It takes a lot of dedication to commit your orgasm to a higher cause. If you don’t ‘state’ the cause, it’s all good because obviously the underlying force behind most orgasm is love. There are many different levels of love when it comes to orgasm. It may be for the love of the actual orgasm itself, and not even for the person helping facilitate the orgasm. But for me, I have found that the most powerful, gushing, full body, rolling, long lasting, take your breath away and forget your name for a moment orgasms....comes from being in the presence of love fully with the human you are making love with.
That’s right. Fully present in Love for a mind-bending, reality expanding, better than any drug life changing orgasmic bliss. FULLY present. Not thinking about someone else, or the clothes in the dryer, or what’s for dinner, how the kids are getting home, what he said to you last week, the weird thing your boss does with his lip, the tv shows you need to catch up on or even the way your body looks......all of these thoughts will put the orgasms in the ‘short and unfulfilling’ category. I found I had orgasms like this with men that I didn’t have any emotional connection with at all in my late teens and early twenties. It wasn’t until a few years and potent realizations around monogamous sexual cultivation with one beautiful human that I realized the depth and profundity potentially present with every opportunity to have an orgasmic, ecstatic union.

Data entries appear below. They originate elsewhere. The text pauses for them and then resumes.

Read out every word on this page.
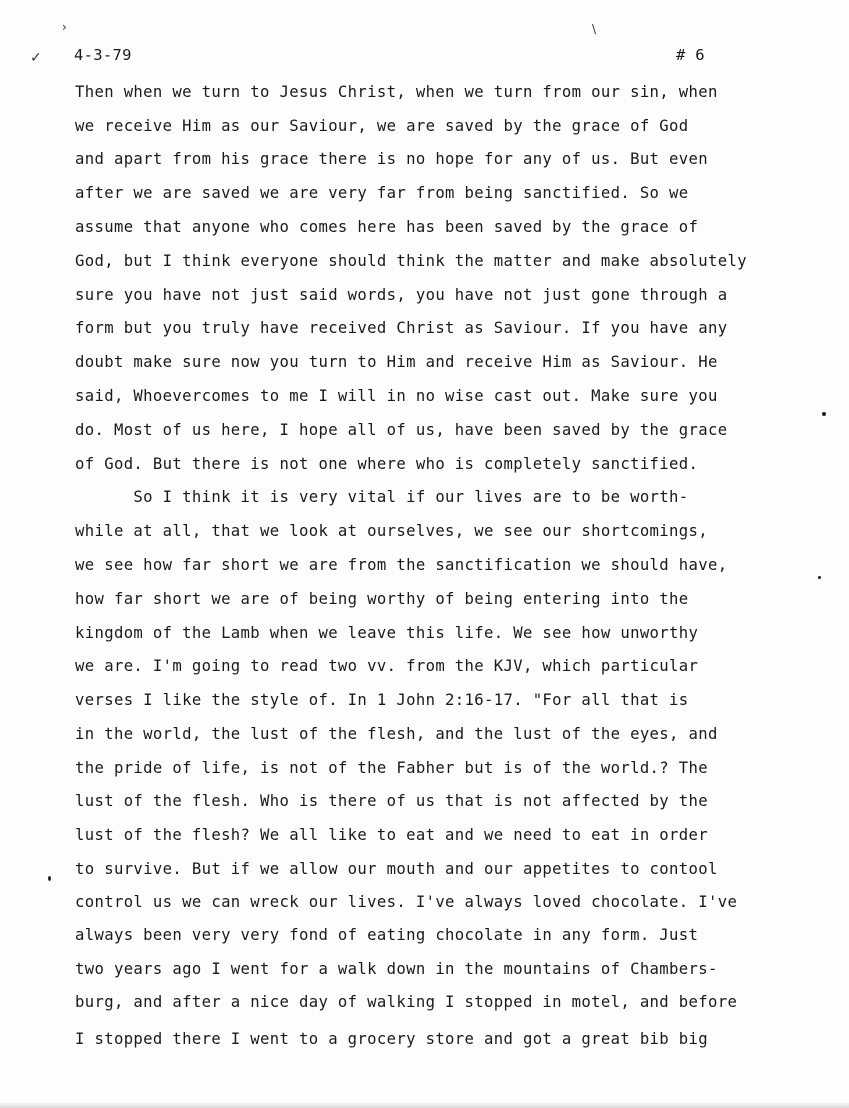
›	\
✓ 4-3-79	# 6
Then when we turn to Jesus Christ, when we turn from our sin, when
we receive Him as our Saviour, we are saved by the grace of God
and apart from his grace there is no hope for any of us. But even
after we are saved we are very far from being sanctified. So we
assume that anyone who comes here has been saved by the grace of
God, but I think everyone should think the matter and make absolutely
sure you have not just said words, you have not just gone through a
form but you truly have received Christ as Saviour. If you have any
doubt make sure now you turn to Him and receive Him as Saviour. He
said, Whoevercomes to me I will in no wise cast out. Make sure you
do. Most of us here, I hope all of us, have been saved by the grace
of God. But there is not one where who is completely sanctified.
So I think it is very vital if our lives are to be worth-
while at all, that we look at ourselves, we see our shortcomings,
we see how far short we are from the sanctification we should have,
how far short we are of being worthy of being entering into the
kingdom of the Lamb when we leave this life. We see how unworthy
we are. I'm going to read two vv. from the KJV, which particular
verses I like the style of. In 1 John 2:16-17. "For all that is
in the world, the lust of the flesh, and the lust of the eyes, and
the pride of life, is not of the Fabher but is of the world.? The
lust of the flesh. Who is there of us that is not affected by the
lust of the flesh? We all like to eat and we need to eat in order
to survive. But if we allow our mouth and our appetites to contool
control us we can wreck our lives. I've always loved chocolate. I've
always been very very fond of eating chocolate in any form. Just
two years ago I went for a walk down in the mountains of Chambers-
burg, and after a nice day of walking I stopped in motel, and before
I stopped there I went to a grocery store and got a great bib big
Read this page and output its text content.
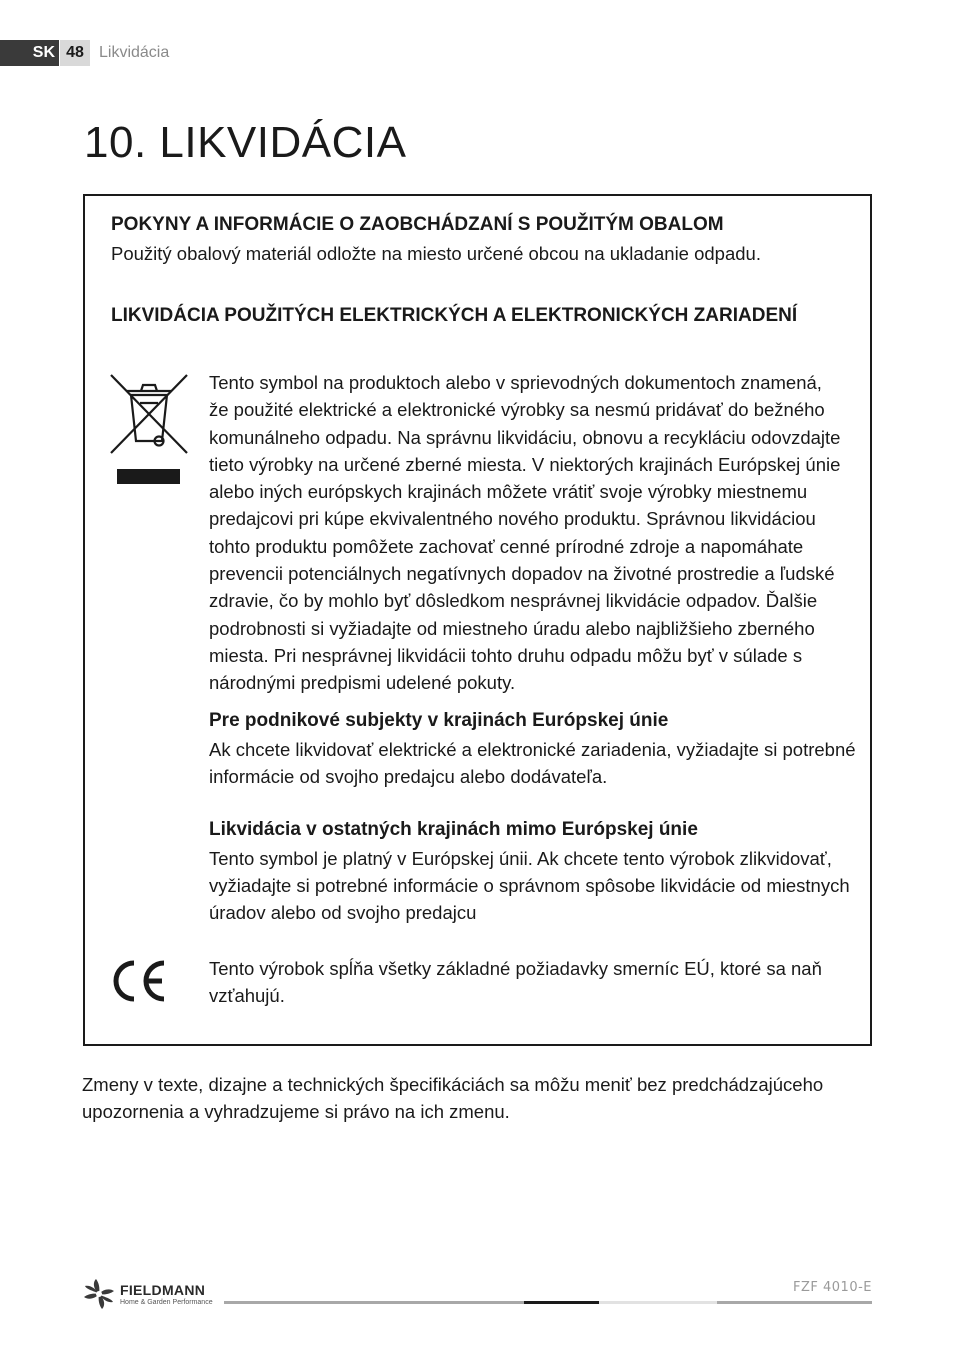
SK 48 Likvidácia
10. LIKVIDÁCIA
POKYNY A INFORMÁCIE O ZAOBCHÁDZANÍ S POUŽITÝM OBALOM
Použitý obalový materiál odložte na miesto určené obcou na ukladanie odpadu.
LIKVIDÁCIA POUŽITÝCH ELEKTRICKÝCH A ELEKTRONICKÝCH ZARIADENÍ
Tento symbol na produktoch alebo v sprievodných dokumentoch znamená,
že použité elektrické a elektronické výrobky sa nesmú pridávať do bežného
komunálneho odpadu. Na správnu likvidáciu, obnovu a recykláciu odovzdajte
tieto výrobky na určené zberné miesta. V niektorých krajinách Európskej únie
alebo iných európskych krajinách môžete vrátiť svoje výrobky miestnemu
predajcovi pri kúpe ekvivalentného nového produktu. Správnou likvidáciou
tohto produktu pomôžete zachovať cenné prírodné zdroje a napomáhate
prevencii potenciálnych negatívnych dopadov na životné prostredie a ľudské
zdravie, čo by mohlo byť dôsledkom nesprávnej likvidácie odpadov. Ďalšie
podrobnosti si vyžiadajte od miestneho úradu alebo najbližšieho zberného
miesta. Pri nesprávnej likvidácii tohto druhu odpadu môžu byť v súlade s
národnými predpismi udelené pokuty.
Pre podnikové subjekty v krajinách Európskej únie
Ak chcete likvidovať elektrické a elektronické zariadenia, vyžiadajte si potrebné
informácie od svojho predajcu alebo dodávateľa.
Likvidácia v ostatných krajinách mimo Európskej únie
Tento symbol je platný v Európskej únii. Ak chcete tento výrobok zlikvidovať,
vyžiadajte si potrebné informácie o správnom spôsobe likvidácie od miestnych
úradov alebo od svojho predajcu
Tento výrobok spĺňa všetky základné požiadavky smerníc EÚ, ktoré sa naň
vzťahujú.
Zmeny v texte, dizajne a technických špecifikáciách sa môžu meniť bez predchádzajúceho
upozornenia a vyhradzujeme si právo na ich zmenu.
FIELDMANN
Home & Garden Performance
FZF 4010-E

Alright, long awaited and ready to be revealed....just one more detail.
My orgasm asks that you please respect it. If you want to talk about it, or the place where it originates (ah-hem) then please do so with respectful words and thoughts. My orgasm has her own rights, and she tends to be less shy when she feels trusting, safe and open. She wants to fully show up for you! So....Without further ado....

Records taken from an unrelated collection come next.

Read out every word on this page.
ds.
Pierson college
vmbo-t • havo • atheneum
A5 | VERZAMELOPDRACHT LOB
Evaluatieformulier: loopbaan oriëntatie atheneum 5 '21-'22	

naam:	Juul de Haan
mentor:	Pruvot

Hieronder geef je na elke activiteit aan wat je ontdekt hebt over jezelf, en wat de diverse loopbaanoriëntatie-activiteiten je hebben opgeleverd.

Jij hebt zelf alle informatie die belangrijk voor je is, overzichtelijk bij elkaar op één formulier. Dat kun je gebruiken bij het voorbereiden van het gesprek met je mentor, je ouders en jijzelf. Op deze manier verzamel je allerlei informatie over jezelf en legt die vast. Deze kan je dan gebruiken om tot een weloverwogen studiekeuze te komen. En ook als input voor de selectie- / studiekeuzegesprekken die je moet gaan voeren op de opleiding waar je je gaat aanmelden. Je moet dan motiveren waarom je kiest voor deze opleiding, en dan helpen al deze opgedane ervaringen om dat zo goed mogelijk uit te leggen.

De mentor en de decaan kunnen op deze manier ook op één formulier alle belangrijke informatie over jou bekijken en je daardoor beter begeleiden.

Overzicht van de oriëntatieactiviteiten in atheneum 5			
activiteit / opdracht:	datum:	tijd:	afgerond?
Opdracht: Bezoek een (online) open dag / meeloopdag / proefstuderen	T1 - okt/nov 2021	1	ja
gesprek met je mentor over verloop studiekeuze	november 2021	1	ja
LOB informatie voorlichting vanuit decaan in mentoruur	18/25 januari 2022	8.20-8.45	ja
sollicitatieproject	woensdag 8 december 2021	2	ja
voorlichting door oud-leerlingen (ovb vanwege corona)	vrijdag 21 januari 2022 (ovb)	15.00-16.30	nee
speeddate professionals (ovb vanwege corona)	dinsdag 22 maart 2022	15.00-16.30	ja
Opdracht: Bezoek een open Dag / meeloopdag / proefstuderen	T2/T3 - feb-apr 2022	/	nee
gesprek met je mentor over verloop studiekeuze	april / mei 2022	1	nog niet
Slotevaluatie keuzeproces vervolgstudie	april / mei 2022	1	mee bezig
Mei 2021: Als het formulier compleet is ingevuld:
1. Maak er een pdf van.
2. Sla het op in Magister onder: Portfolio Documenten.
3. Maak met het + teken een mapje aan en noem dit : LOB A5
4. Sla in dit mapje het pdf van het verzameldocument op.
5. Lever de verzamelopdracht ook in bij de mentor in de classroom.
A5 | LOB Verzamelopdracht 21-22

Simultaneously, we climaxed and crescendoed on the same note, during the same symphony, sung by the purest of angels, in the lush gardens of Eden, at a moment in time where every single thing in the world was beautiful, everything electric in my body was sparked and my heart felt like it was a liquid lava field seeping into the cracks of the earth, filling me up completely, merging with him completely, feeling the essence of God completely.....boom. Pure awareness. Ecstatic bliss. Oneness.
Our bodies intertwined, pulsating in unison, reaching the climactic experience at the same time, in the same breath! Time stood still. I have no idea how long the actual ‘orgasm’ lasted, but riding the wave before and cresting to shore after seemed like an entire lifetime. I so love Kellen. His touch feels like home.

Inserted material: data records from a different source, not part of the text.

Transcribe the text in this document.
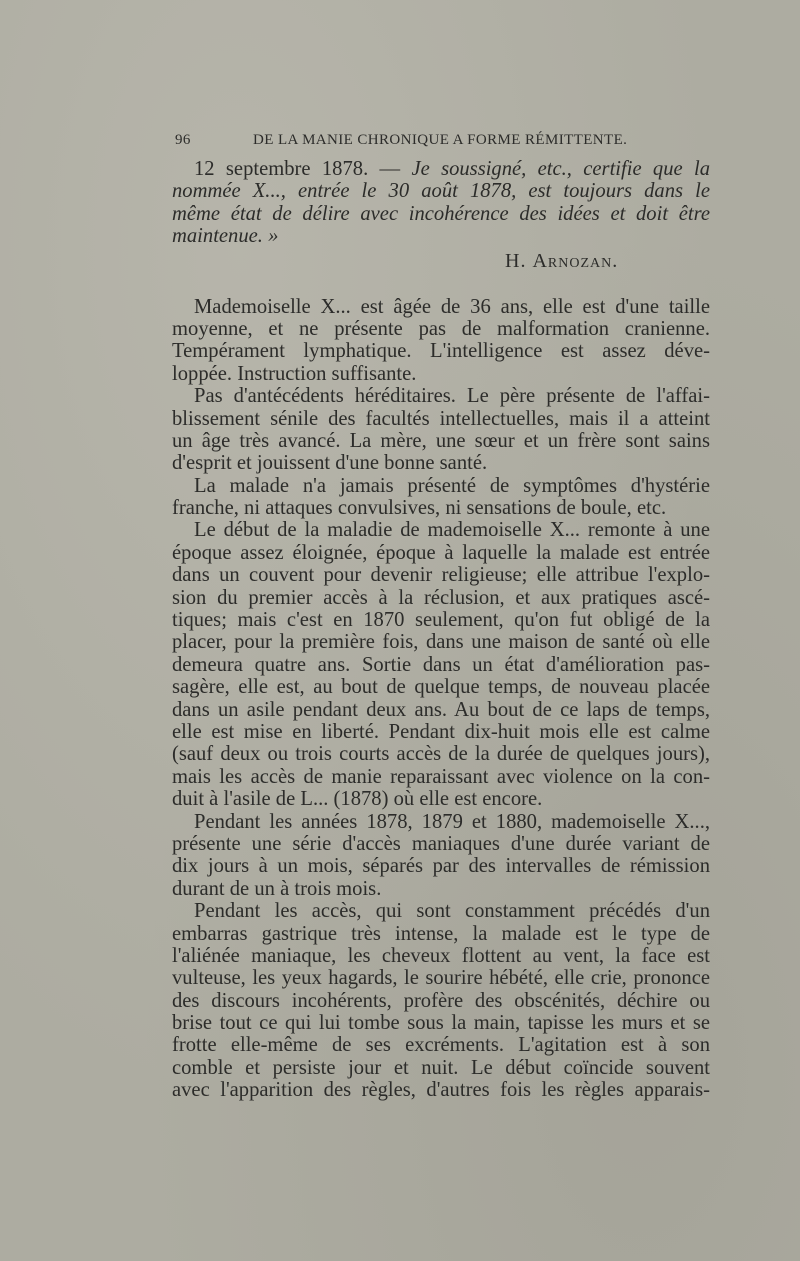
96	DE LA MANIE CHRONIQUE A FORME RÉMITTENTE.
12 septembre 1878. — Je soussigné, etc., certifie que la
nommée X..., entrée le 30 août 1878, est toujours dans le
même état de délire avec incohérence des idées et doit être
maintenue. »
Mademoiselle X... est âgée de 36 ans, elle est d'une taille
moyenne, et ne présente pas de malformation cranienne.
Tempérament lymphatique. L'intelligence est assez déve-
loppée. Instruction suffisante.
Pas d'antécédents héréditaires. Le père présente de l'affai-
blissement sénile des facultés intellectuelles, mais il a atteint
un âge très avancé. La mère, une sœur et un frère sont sains
d'esprit et jouissent d'une bonne santé.
La malade n'a jamais présenté de symptômes d'hystérie
franche, ni attaques convulsives, ni sensations de boule, etc.
Le début de la maladie de mademoiselle X... remonte à une
époque assez éloignée, époque à laquelle la malade est entrée
dans un couvent pour devenir religieuse; elle attribue l'explo-
sion du premier accès à la réclusion, et aux pratiques ascé-
tiques; mais c'est en 1870 seulement, qu'on fut obligé de la
placer, pour la première fois, dans une maison de santé où elle
demeura quatre ans. Sortie dans un état d'amélioration pas-
sagère, elle est, au bout de quelque temps, de nouveau placée
dans un asile pendant deux ans. Au bout de ce laps de temps,
elle est mise en liberté. Pendant dix-huit mois elle est calme
(sauf deux ou trois courts accès de la durée de quelques jours),
mais les accès de manie reparaissant avec violence on la con-
duit à l'asile de L... (1878) où elle est encore.
Pendant les années 1878, 1879 et 1880, mademoiselle X...,
présente une série d'accès maniaques d'une durée variant de
dix jours à un mois, séparés par des intervalles de rémission
durant de un à trois mois.
Pendant les accès, qui sont constamment précédés d'un
embarras gastrique très intense, la malade est le type de
l'aliénée maniaque, les cheveux flottent au vent, la face est
vulteuse, les yeux hagards, le sourire hébété, elle crie, prononce
des discours incohérents, profère des obscénités, déchire ou
brise tout ce qui lui tombe sous la main, tapisse les murs et se
frotte elle-même de ses excréments. L'agitation est à son
comble et persiste jour et nuit. Le début coïncide souvent
avec l'apparition des règles, d'autres fois les règles apparais-
H. Arnozan.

After four months of being celibate due to our extensive plant studies in the Amazon earlier this year, we are finally reunited...with no restrictions on carnal fun ;) Our days have been a haze of delicious reunion here on the luscious island of Mama Maui.
I feel so trusting in the love that is flowing through me. I’ve been happily writing, and lots of creative yum came through in writing workshops we are co-teaching at upcoming festivals like Bhakti Fest and Celebrate Life Tantra Festival. Kellen and I will teaching couples breath work, serving cacao and tea and enjoying ourselves this summer and upcoming seasons. We are joyful and relaxed in the frequency of reunion.
May you be blessed with compatibility in your relationships and connections. My best friend has just had a baby! I venture into another world now...being a Godmother! I have the honor of helping my friend introduce her first child into this realm! It’s very exciting. Lots of good vibes here in Maui and I’m feeling so much gratitude for my Ohana here on this island. It is magical the way we are all so supported. Aloha Nui Loa!